Während Goretzki die Anklage verliest, gibt der Angeklagte eine stoische Miene zum Besten. Neben ihm auf der Anklagebank sitzt wie schon beim ersten Prozess seine Ehefrau als Beistand. "But god …" ist auf ihrer Handtasche zu lesen, daneben ein Herz mit Kreuz. Offenbar sucht das Ehepaar, oder zumindest Frau Renner, auch Halt beim Allmächtigen. Zunächst sollen ihn seine Rechtsanwält:innen Endrik Wilhelm, Daniela Gabler und Ricarda Lang (nicht die Politikerin, sondern die Fernsehanwältin) vor einer weltlichen Strafe bewahren. Und die legen sich dafür mächtig ins Zeug.
Gleich nach Verlesung der Anklageschrift stellen sie zwei Beweisanträge, die das einzige und zentrale Beweismaterial betreffen: Audioschnipsel des aufgezeichneten Gesprächs, das die Beamtin an Kollegen geschickt hat. Die originale Aufnahme konnte nie sichergestellt werden, nur Kopien, die via Whatsapp verschickt wurden.

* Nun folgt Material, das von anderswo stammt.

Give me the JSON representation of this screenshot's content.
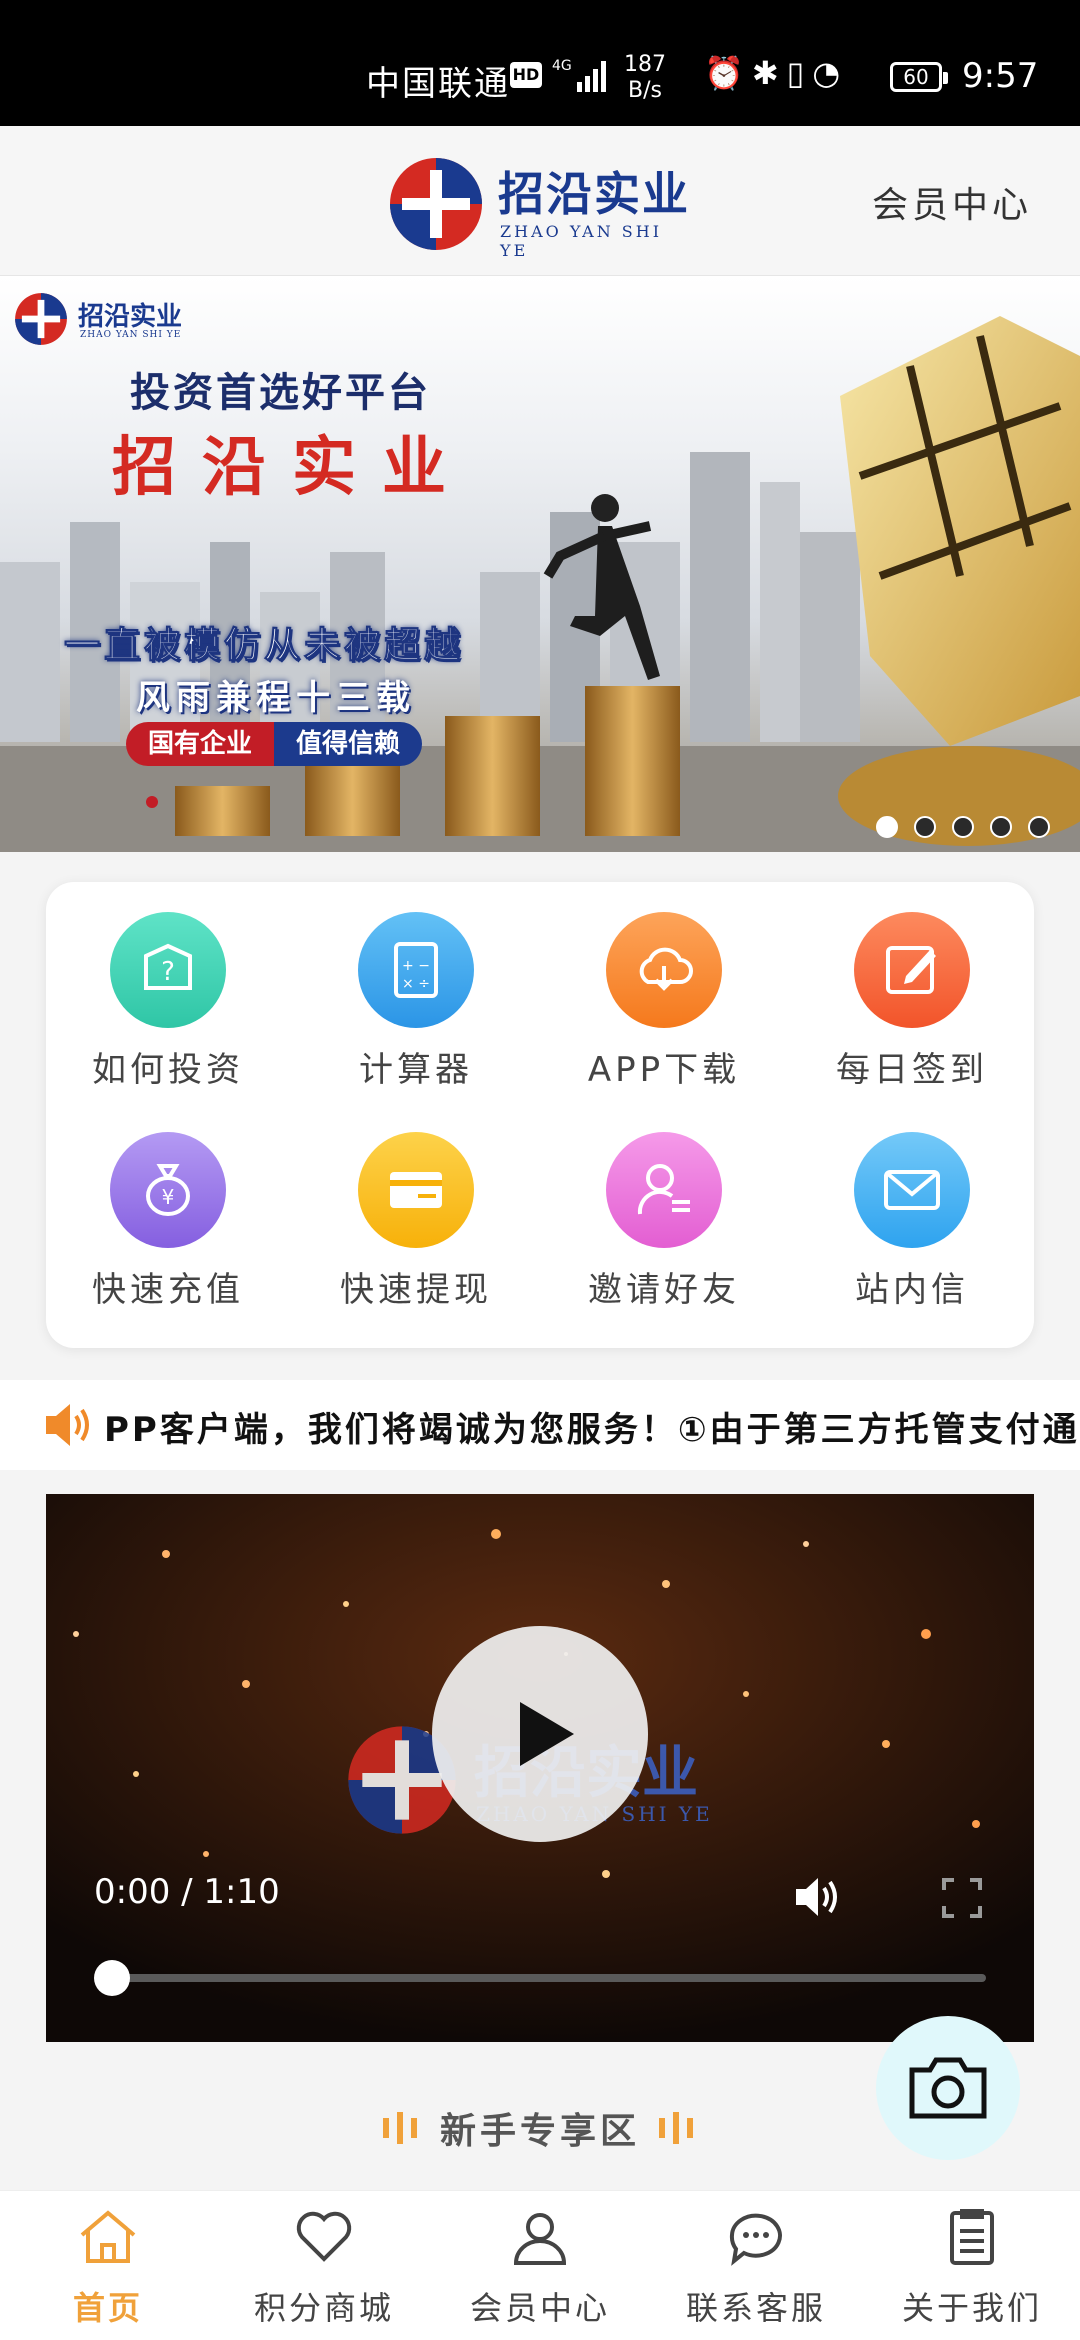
{
  "status_bar": {
    "carrier": "中国联通",
    "hd": "HD",
    "network": "4G",
    "speed_value": "187",
    "speed_unit": "B/s",
    "battery": "60",
    "time": "9:57"
  },
  "header": {
    "logo_cn": "招沿实业",
    "logo_en": "ZHAO YAN SHI YE",
    "member_center": "会员中心"
  },
  "banner": {
    "logo_cn": "招沿实业",
    "logo_en": "ZHAO YAN SHI YE",
    "headline": "投资首选好平台",
    "brand": "招沿实业",
    "slogan1": "一直被模仿从未被超越",
    "slogan2": "风雨兼程十三载",
    "badge1": "国有企业",
    "badge2": "值得信赖",
    "slides": 5,
    "active_slide": 0
  },
  "quick_menu": {
    "items": [
      {
        "label": "如何投资",
        "icon": "question-box-icon",
        "color": "#3fd3b4"
      },
      {
        "label": "计算器",
        "icon": "calculator-icon",
        "color": "#3ea8ef"
      },
      {
        "label": "APP下载",
        "icon": "cloud-download-icon",
        "color": "#fa8c2b"
      },
      {
        "label": "每日签到",
        "icon": "edit-icon",
        "color": "#f86a3c"
      },
      {
        "label": "快速充值",
        "icon": "money-bag-icon",
        "color": "#9b7bea"
      },
      {
        "label": "快速提现",
        "icon": "card-icon",
        "color": "#fbc324"
      },
      {
        "label": "邀请好友",
        "icon": "user-invite-icon",
        "color": "#ee7ce0"
      },
      {
        "label": "站内信",
        "icon": "mail-icon",
        "color": "#4bb6f4"
      }
    ]
  },
  "notice": {
    "text": "PP客户端，我们将竭诚为您服务！①由于第三方托管支付通"
  },
  "video": {
    "time": "0:00 / 1:10",
    "progress": 0,
    "logo_cn": "招沿实业",
    "logo_en": "ZHAO YAN SHI YE"
  },
  "section": {
    "title": "新手专享区"
  },
  "tabbar": {
    "tabs": [
      {
        "label": "首页",
        "icon": "home-icon",
        "active": true
      },
      {
        "label": "积分商城",
        "icon": "heart-icon",
        "active": false
      },
      {
        "label": "会员中心",
        "icon": "user-icon",
        "active": false
      },
      {
        "label": "联系客服",
        "icon": "chat-icon",
        "active": false
      },
      {
        "label": "关于我们",
        "icon": "document-icon",
        "active": false
      }
    ]
  },
  "colors": {
    "accent": "#f0a13a",
    "brand_blue": "#1a3a8f",
    "brand_red": "#d42a22"
  }
}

Verteidigung: Aufnahme manipuliert und unzulässig
Anwältin Gabler beantragt, dass ein Gutachten zunächst prüfen solle, ob diese Dateien nicht möglicherweise manipuliert wurden. Immerhin habe die Beamtin schon einmal nachweislich Beweismittel vernichtet, begründet die Juristin den Antrag: Chats mit einem Kollegen und Ex-Partner hatte sie gelöscht, bevor ihr Handy zur Untersuchung eingezogen wurde – darin eben auch Teile des aufgezeichneten Gesprächs. Offenbar wollte sie die Affäre mit jenem Kollegen vertuschen. Es half nichts, die Chats konnten wiederhergestellt werden. Jetzt liegen sie aber nicht mehr vor, verkündet die Vorsitzende Richterin Alexander: Weil Renner im ersten Verfahren wegen sexueller Nötigung rechtskräftig freigesprochen wurde, hat die Polizei die Daten offenbar aus Datenschutzgründen vernichtet. Aus Sicht des Verteidigerteams ein skandalöser Vorgang.
Lang geht mit ihrem Antrag noch einen Schritt weiter: Nicht nur sollen die Aufzeichnungen – die übrigens allen noch aus dem ersten Prozess vorliegen und nicht verloren sind – überprüft, sondern als Beweismittel in dem Prozess überhaupt nicht zugelassen werden. Schließlich habe die Beamtin nicht nur als Privatperson gehandelt, als sie das Gespräch aufzeichnete, sondern auch als Polizistin: um Beweismittel für eine Straftat – nämlich den Vorfall vor der Kneipe wenige Tage zuvor – zu sammeln. Dabei verbiete sich eine Ermittlung im Falle persönlicher Betroffenheit. Es sei eine "unzulässige Täuschung" gewesen, dass der Eindruck erweckt wurde, man führe ein "unverbindliches Privatgespräch", führt Lang aus.
In ihrer ausschweifenden Begründung für den Antrag verweist Lang auf ein Urteil des Bundesgerichtshofs von 1960, wonach die Verwertung von Tonbandaufnahmen, die unter Verletzung des Persönlichkeitsrechts heimlich während eines privaten Gesprächs entstanden, unzulässig ist. Außerdem verweigere Renner die Aussage, auch das aufgezeichnete gesprochene Wort dürfe somit nicht verwendet werden. Sonst sei das ein "massiver Eingriff in die Intimsphäre", da während des Telefonats sehr Intimes besprochen wurde.
Aus Sicht der Staatsanwaltschaft stellt sich das anders da: Natürlich habe die Beamtin als Privatperson gehandelt, nicht als Ermittlerin. Selbst wenn sie rechtswidrig gehandelt habe, ergebe sich daraus kein Verwertungsverbot, führt Goretzki aus. Das Interesse der Öffentlichkeit überwiege in diesem Fall Renners Persönlichkeitsrechte. Welcher Argumentationslinie das Gericht folgen wird, ist noch offen. Zu beiden Anträgen – Gutachten und Verwertungsverbot – hat die Kammer noch keine Entscheidung getroffen. Weitergehen soll es am 9. Juni.